And we’ve all heard of cryonics—the preservation of dead bodies at very low temperatures in the hope of a future resuscitation. We are living in a culture obsessed with longevity. We exercise, we watch what we eat (even though what we’re supposed to eat keeps changing –I’m back to white bread and butter!), and we watch our blood pressure and cholesterol levels. These are all good things. We should look after our bodies. In our pursuit of longevity, however, let’s not forget that life consists of much more than longevity. In other words, it’s the substance of our lives more than the length that really matters.

Have you ever been to a cemetery and wandered around looking at the tombstones? Other than the name of the deceased, what do you see? On most tombstones there’s usually a birthdate and a death date. Those are interesting things to know but much more interesting and much more important is what is represented by the dash between those two dates. What is your dash going to represent?

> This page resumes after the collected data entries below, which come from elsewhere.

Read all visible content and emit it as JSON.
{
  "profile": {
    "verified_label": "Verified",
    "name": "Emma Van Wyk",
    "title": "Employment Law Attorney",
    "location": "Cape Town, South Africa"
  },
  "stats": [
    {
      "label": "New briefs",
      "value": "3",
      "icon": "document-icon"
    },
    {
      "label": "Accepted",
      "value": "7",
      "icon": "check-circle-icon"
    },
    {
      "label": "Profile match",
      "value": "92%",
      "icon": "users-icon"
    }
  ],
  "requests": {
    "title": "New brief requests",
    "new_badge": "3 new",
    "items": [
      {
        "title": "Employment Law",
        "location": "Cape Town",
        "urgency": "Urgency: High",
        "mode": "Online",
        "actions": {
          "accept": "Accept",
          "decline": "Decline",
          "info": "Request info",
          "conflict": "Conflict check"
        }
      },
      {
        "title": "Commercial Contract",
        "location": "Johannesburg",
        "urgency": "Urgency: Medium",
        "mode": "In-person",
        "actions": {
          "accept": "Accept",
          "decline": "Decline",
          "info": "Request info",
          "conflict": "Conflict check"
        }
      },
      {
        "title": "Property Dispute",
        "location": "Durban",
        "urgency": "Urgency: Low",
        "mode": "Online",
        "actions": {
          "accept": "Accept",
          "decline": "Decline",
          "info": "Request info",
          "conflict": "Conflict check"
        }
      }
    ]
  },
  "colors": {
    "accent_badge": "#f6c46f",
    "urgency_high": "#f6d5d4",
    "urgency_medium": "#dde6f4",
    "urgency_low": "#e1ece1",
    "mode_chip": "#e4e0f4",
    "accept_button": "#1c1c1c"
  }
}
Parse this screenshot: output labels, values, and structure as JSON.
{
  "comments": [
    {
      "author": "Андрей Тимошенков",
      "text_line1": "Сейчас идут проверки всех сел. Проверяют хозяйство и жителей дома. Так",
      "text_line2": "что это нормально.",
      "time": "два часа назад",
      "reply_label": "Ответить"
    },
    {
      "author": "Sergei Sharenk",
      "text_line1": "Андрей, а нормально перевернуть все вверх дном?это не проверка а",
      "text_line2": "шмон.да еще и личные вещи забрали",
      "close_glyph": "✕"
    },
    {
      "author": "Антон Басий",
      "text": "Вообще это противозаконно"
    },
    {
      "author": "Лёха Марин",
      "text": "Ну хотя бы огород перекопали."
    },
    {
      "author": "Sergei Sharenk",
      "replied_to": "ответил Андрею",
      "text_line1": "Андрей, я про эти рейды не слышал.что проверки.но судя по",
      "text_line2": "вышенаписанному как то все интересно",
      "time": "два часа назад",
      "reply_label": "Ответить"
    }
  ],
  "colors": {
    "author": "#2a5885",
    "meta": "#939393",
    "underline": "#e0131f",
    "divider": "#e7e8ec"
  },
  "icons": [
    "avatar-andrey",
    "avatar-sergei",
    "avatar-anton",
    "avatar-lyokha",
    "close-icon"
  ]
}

The dash might represent long hours at work. Who saw more of you — your spouse and kids or your colleagues?

The dash might represent wealth. How much of that heard-earned money were you able to take with you?

The dash might represent power and influence. How much influence do you have now?

The dash might represent pleasure — however you define that. Too late you discovered how fleeting that was.

When it comes right down to it, the only things you can take with you when you leave this world is your relationship with God and the investment you’ve made in the lives of others. Jesus once said, “What good is it for someone to gain the whole world, yet forfeit their soul?”(Mark 8:36). Jesus was urging us to pay attention to the dash.

One person who knew the importance of the dash was the African-American civil rights leader, Martin Luther King, Jr. In April of 1968, in the last speech he gave the day before his assassination, King said in part: “Like anybody, I would like to live a long life; longevity has its place. But I’m not concerned about that now. I just want to do God’s will.” King could have chosen to live a long, peaceful life. The dates on his tombstone would have been far apart. But the dash would have been relatively empty. Rather than pursue longevity, he chose to make a difference—he invested in the dash!

So, what’s your dash represent? If you’re reading this column it’s not too late to add to it. Focus on your relationship with God. Focus on seeking His will. And focus on investing in the lives of others. When it comes time to put that end date on your tombstone, it will be the dash that everyone remembers when they think of you.